Not far from Cypress is Garden Grove, a working-class, immigrant-heavy city filled with small businesses and older, decently maintained tract neighborhoods. Yet city officials don’t like its down-market reputation and are trying to capitalize on its location close to Disneyland. So officials are using redevelopment to remake much of the entire city. Until public outrage forced the city to back down, officials were looking to drive 1,000 families out of their homes, possibly to make room for a theme park. By their own admission, city officials are marching along the major commercial boulevards and driving small companies out of business, with the hopes of luring new hotels that draw overflow tourists from the Anaheim resort area.
This is horrible on any number of levels. The city is amassing a large public debt to pay for projects of questionable long-term value. Many of the proposed projects have become embarrassing busts, such as a major hotel that nearly went bankrupt until the city poured in additional millions to prop it up.

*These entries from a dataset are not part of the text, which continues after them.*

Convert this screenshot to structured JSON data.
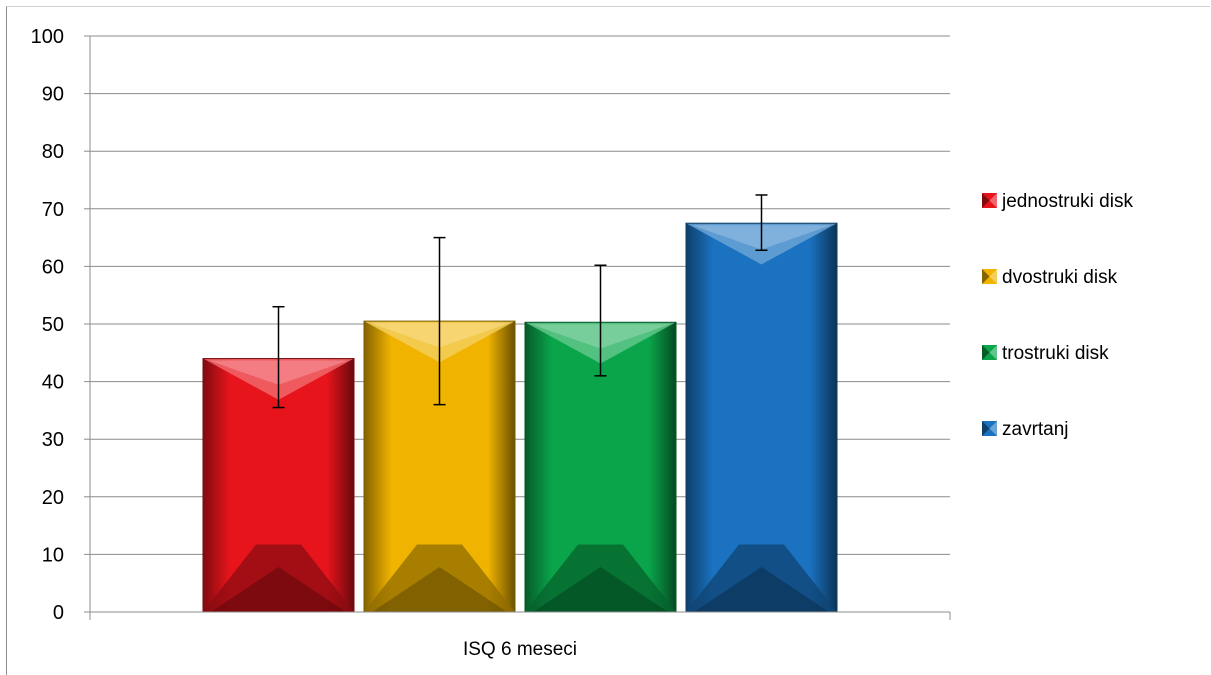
{
  "chart_data": {
    "type": "bar",
    "title": "",
    "xlabel": "",
    "ylabel": "",
    "categories": [
      "ISQ 6 meseci"
    ],
    "ylim": [
      0,
      100
    ],
    "yticks": [
      0,
      10,
      20,
      30,
      40,
      50,
      60,
      70,
      80,
      90,
      100
    ],
    "grid": true,
    "legend_position": "right",
    "series": [
      {
        "name": "jednostruki disk",
        "values": [
          44
        ],
        "error": [
          [
            35.5,
            53
          ]
        ],
        "color": "#e8141c"
      },
      {
        "name": "dvostruki disk",
        "values": [
          50.5
        ],
        "error": [
          [
            36,
            65
          ]
        ],
        "color": "#f0b400"
      },
      {
        "name": "trostruki disk",
        "values": [
          50.3
        ],
        "error": [
          [
            41,
            60.2
          ]
        ],
        "color": "#0aa54a"
      },
      {
        "name": "zavrtanj",
        "values": [
          67.5
        ],
        "error": [
          [
            62.8,
            72.4
          ]
        ],
        "color": "#1a72c0"
      }
    ]
  }
}
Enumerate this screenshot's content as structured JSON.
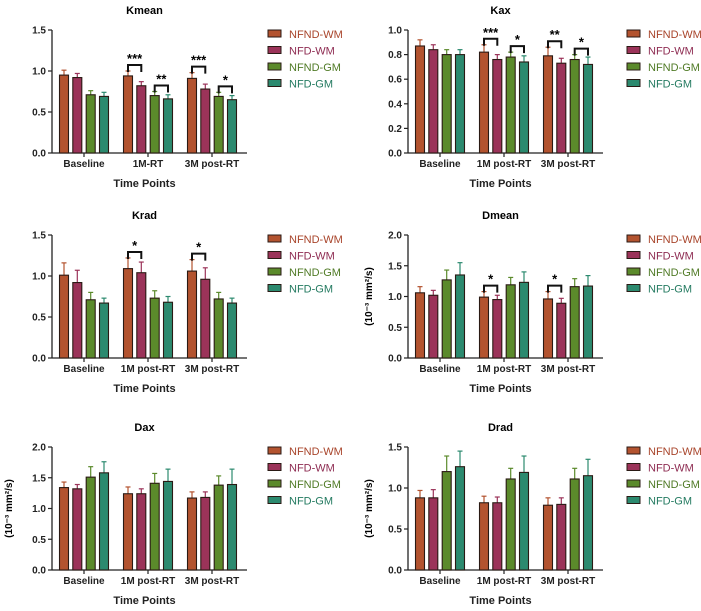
{
  "chart_data": {
    "type": "bar",
    "legend": {
      "placement": "right",
      "entries": [
        "NFND-WM",
        "NFD-WM",
        "NFND-GM",
        "NFD-GM"
      ],
      "colors": [
        "#b3532f",
        "#9b3359",
        "#5b8a2b",
        "#2c8a6f"
      ],
      "text_colors": [
        "#a8442a",
        "#8e2c52",
        "#4f7a25",
        "#237a60"
      ]
    },
    "panels": [
      {
        "title": "Kmean",
        "xlabel": "Time Points",
        "ylabel": "",
        "ylim": [
          0,
          1.5
        ],
        "yticks": [
          "0.0",
          "0.5",
          "1.0",
          "1.5"
        ],
        "ytick_values": [
          0,
          0.5,
          1.0,
          1.5
        ],
        "categories": [
          "Baseline",
          "1M-RT",
          "3M post-RT"
        ],
        "series": [
          {
            "name": "NFND-WM",
            "values": [
              0.95,
              0.94,
              0.91
            ],
            "errors": [
              0.06,
              0.06,
              0.07
            ]
          },
          {
            "name": "NFD-WM",
            "values": [
              0.92,
              0.82,
              0.78
            ],
            "errors": [
              0.05,
              0.05,
              0.06
            ]
          },
          {
            "name": "NFND-GM",
            "values": [
              0.71,
              0.7,
              0.69
            ],
            "errors": [
              0.05,
              0.05,
              0.05
            ]
          },
          {
            "name": "NFD-GM",
            "values": [
              0.69,
              0.66,
              0.65
            ],
            "errors": [
              0.05,
              0.05,
              0.05
            ]
          }
        ],
        "significance": [
          {
            "category": 1,
            "from": 0,
            "to": 1,
            "label": "***"
          },
          {
            "category": 1,
            "from": 2,
            "to": 3,
            "label": "**"
          },
          {
            "category": 2,
            "from": 0,
            "to": 1,
            "label": "***"
          },
          {
            "category": 2,
            "from": 2,
            "to": 3,
            "label": "*"
          }
        ]
      },
      {
        "title": "Kax",
        "xlabel": "Time Points",
        "ylabel": "",
        "ylim": [
          0,
          1.0
        ],
        "yticks": [
          "0.0",
          "0.2",
          "0.4",
          "0.6",
          "0.8",
          "1.0"
        ],
        "ytick_values": [
          0,
          0.2,
          0.4,
          0.6,
          0.8,
          1.0
        ],
        "categories": [
          "Baseline",
          "1M post-RT",
          "3M post-RT"
        ],
        "series": [
          {
            "name": "NFND-WM",
            "values": [
              0.87,
              0.82,
              0.79
            ],
            "errors": [
              0.05,
              0.06,
              0.07
            ]
          },
          {
            "name": "NFD-WM",
            "values": [
              0.84,
              0.76,
              0.73
            ],
            "errors": [
              0.04,
              0.04,
              0.04
            ]
          },
          {
            "name": "NFND-GM",
            "values": [
              0.8,
              0.78,
              0.76
            ],
            "errors": [
              0.04,
              0.04,
              0.04
            ]
          },
          {
            "name": "NFD-GM",
            "values": [
              0.8,
              0.74,
              0.72
            ],
            "errors": [
              0.04,
              0.05,
              0.06
            ]
          }
        ],
        "significance": [
          {
            "category": 1,
            "from": 0,
            "to": 1,
            "label": "***"
          },
          {
            "category": 1,
            "from": 2,
            "to": 3,
            "label": "*"
          },
          {
            "category": 2,
            "from": 0,
            "to": 1,
            "label": "**"
          },
          {
            "category": 2,
            "from": 2,
            "to": 3,
            "label": "*"
          }
        ]
      },
      {
        "title": "Krad",
        "xlabel": "Time Points",
        "ylabel": "",
        "ylim": [
          0,
          1.5
        ],
        "yticks": [
          "0.0",
          "0.5",
          "1.0",
          "1.5"
        ],
        "ytick_values": [
          0,
          0.5,
          1.0,
          1.5
        ],
        "categories": [
          "Baseline",
          "1M post-RT",
          "3M post-RT"
        ],
        "series": [
          {
            "name": "NFND-WM",
            "values": [
              1.01,
              1.09,
              1.06
            ],
            "errors": [
              0.15,
              0.13,
              0.14
            ]
          },
          {
            "name": "NFD-WM",
            "values": [
              0.92,
              1.04,
              0.96
            ],
            "errors": [
              0.15,
              0.13,
              0.14
            ]
          },
          {
            "name": "NFND-GM",
            "values": [
              0.71,
              0.73,
              0.72
            ],
            "errors": [
              0.09,
              0.09,
              0.08
            ]
          },
          {
            "name": "NFD-GM",
            "values": [
              0.67,
              0.68,
              0.67
            ],
            "errors": [
              0.06,
              0.07,
              0.06
            ]
          }
        ],
        "significance": [
          {
            "category": 1,
            "from": 0,
            "to": 1,
            "label": "*"
          },
          {
            "category": 2,
            "from": 0,
            "to": 1,
            "label": "*"
          }
        ]
      },
      {
        "title": "Dmean",
        "xlabel": "Time Points",
        "ylabel": "(10⁻³ mm²/s)",
        "ylim": [
          0,
          2.0
        ],
        "yticks": [
          "0.0",
          "0.5",
          "1.0",
          "1.5",
          "2.0"
        ],
        "ytick_values": [
          0,
          0.5,
          1.0,
          1.5,
          2.0
        ],
        "categories": [
          "Baseline",
          "1M post-RT",
          "3M post-RT"
        ],
        "series": [
          {
            "name": "NFND-WM",
            "values": [
              1.06,
              0.99,
              0.96
            ],
            "errors": [
              0.1,
              0.09,
              0.12
            ]
          },
          {
            "name": "NFD-WM",
            "values": [
              1.02,
              0.95,
              0.89
            ],
            "errors": [
              0.08,
              0.07,
              0.08
            ]
          },
          {
            "name": "NFND-GM",
            "values": [
              1.27,
              1.19,
              1.16
            ],
            "errors": [
              0.16,
              0.12,
              0.13
            ]
          },
          {
            "name": "NFD-GM",
            "values": [
              1.35,
              1.23,
              1.17
            ],
            "errors": [
              0.2,
              0.17,
              0.17
            ]
          }
        ],
        "significance": [
          {
            "category": 1,
            "from": 0,
            "to": 1,
            "label": "*"
          },
          {
            "category": 2,
            "from": 0,
            "to": 1,
            "label": "*"
          }
        ]
      },
      {
        "title": "Dax",
        "xlabel": "Time Points",
        "ylabel": "(10⁻³ mm²/s)",
        "ylim": [
          0,
          2.0
        ],
        "yticks": [
          "0.0",
          "0.5",
          "1.0",
          "1.5",
          "2.0"
        ],
        "ytick_values": [
          0,
          0.5,
          1.0,
          1.5,
          2.0
        ],
        "categories": [
          "Baseline",
          "1M post-RT",
          "3M post-RT"
        ],
        "series": [
          {
            "name": "NFND-WM",
            "values": [
              1.34,
              1.24,
              1.17
            ],
            "errors": [
              0.09,
              0.11,
              0.1
            ]
          },
          {
            "name": "NFD-WM",
            "values": [
              1.32,
              1.24,
              1.18
            ],
            "errors": [
              0.07,
              0.08,
              0.09
            ]
          },
          {
            "name": "NFND-GM",
            "values": [
              1.51,
              1.41,
              1.38
            ],
            "errors": [
              0.17,
              0.16,
              0.15
            ]
          },
          {
            "name": "NFD-GM",
            "values": [
              1.58,
              1.44,
              1.39
            ],
            "errors": [
              0.18,
              0.2,
              0.25
            ]
          }
        ],
        "significance": []
      },
      {
        "title": "Drad",
        "xlabel": "Time Points",
        "ylabel": "(10⁻³ mm²/s)",
        "ylim": [
          0,
          1.5
        ],
        "yticks": [
          "0.0",
          "0.5",
          "1.0",
          "1.5"
        ],
        "ytick_values": [
          0,
          0.5,
          1.0,
          1.5
        ],
        "categories": [
          "Baseline",
          "1M post-RT",
          "3M post-RT"
        ],
        "series": [
          {
            "name": "NFND-WM",
            "values": [
              0.88,
              0.82,
              0.79
            ],
            "errors": [
              0.09,
              0.08,
              0.09
            ]
          },
          {
            "name": "NFD-WM",
            "values": [
              0.88,
              0.82,
              0.8
            ],
            "errors": [
              0.1,
              0.07,
              0.08
            ]
          },
          {
            "name": "NFND-GM",
            "values": [
              1.2,
              1.11,
              1.11
            ],
            "errors": [
              0.19,
              0.13,
              0.13
            ]
          },
          {
            "name": "NFD-GM",
            "values": [
              1.26,
              1.19,
              1.15
            ],
            "errors": [
              0.19,
              0.2,
              0.2
            ]
          }
        ],
        "significance": []
      }
    ]
  }
}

The process also has exacerbated blight, given that property owners are less apt to fix up their homes and businesses when they know that they are being targeted for extinction. Most disturbing, though, is the way the city puts the screws to victims of eminent domain when it comes time to pay fair market value.
One couple, Joseph and Yae Hong, operated a successful car-rental business along Garden Grove Boulevard. The company had a ten-year lease on the property and brought in about $2 million a year, but the city offered them $16,000 for the entire operation after condemning it. The Hongs were forced out of business and ran up tens of thousands of dollars in debt to fight for a better deal. A court eventually awarded the Hongs nearly $1 million but only after a long period of pure misery. And they were forced to move to a less desirable location.
In 1997 Garden Grove took a Romanian couple’s small business and offered $640,000 for a property the couple had purchased in 1990 for $778,000 and zero for the business itself, which the couple had purchased for $100,000. These are two typical examples of what goes on. In one attempted use of eminent domain in Anaheim, the company doing the appraisal had a financial interest in the final project. Wouldn’t that be great if you could appraise a property that you wanted to buy?
I could go on and on with examples. I’ve seen blight designations for modern shopping centers, newer housing developments, and even for vacant land. Blight is whatever a city says is blight, even though California and federal courts have finally added a few needed limits after cities went way over the line in justifying blight designations. (For example, the rural enclave of Mammoth Lakes declared land blighted because of excessive urbanization).
Essentially, cities can take any property anywhere within their city limits and give it to other private owners for virtually any reason. It’s terrible in many other places. One Illinois agency offers one-stop shopping for businesses that want to take someone else’s property. Just fill out a form designating the property you want and the agency will see what it can do.
It’s all in the name of the common good, of course. Cities need tax revenue and churches don’t pay any. Small car-rental businesses aren’t nearly as attractive as fancy new discount centers. Neighborhoods with 1960s tract houses don’t impress the tourists as much as a new theme park.
Now what was that again about America being a beacon of freedom and property rights? Surely things can’t be this bad in Poland.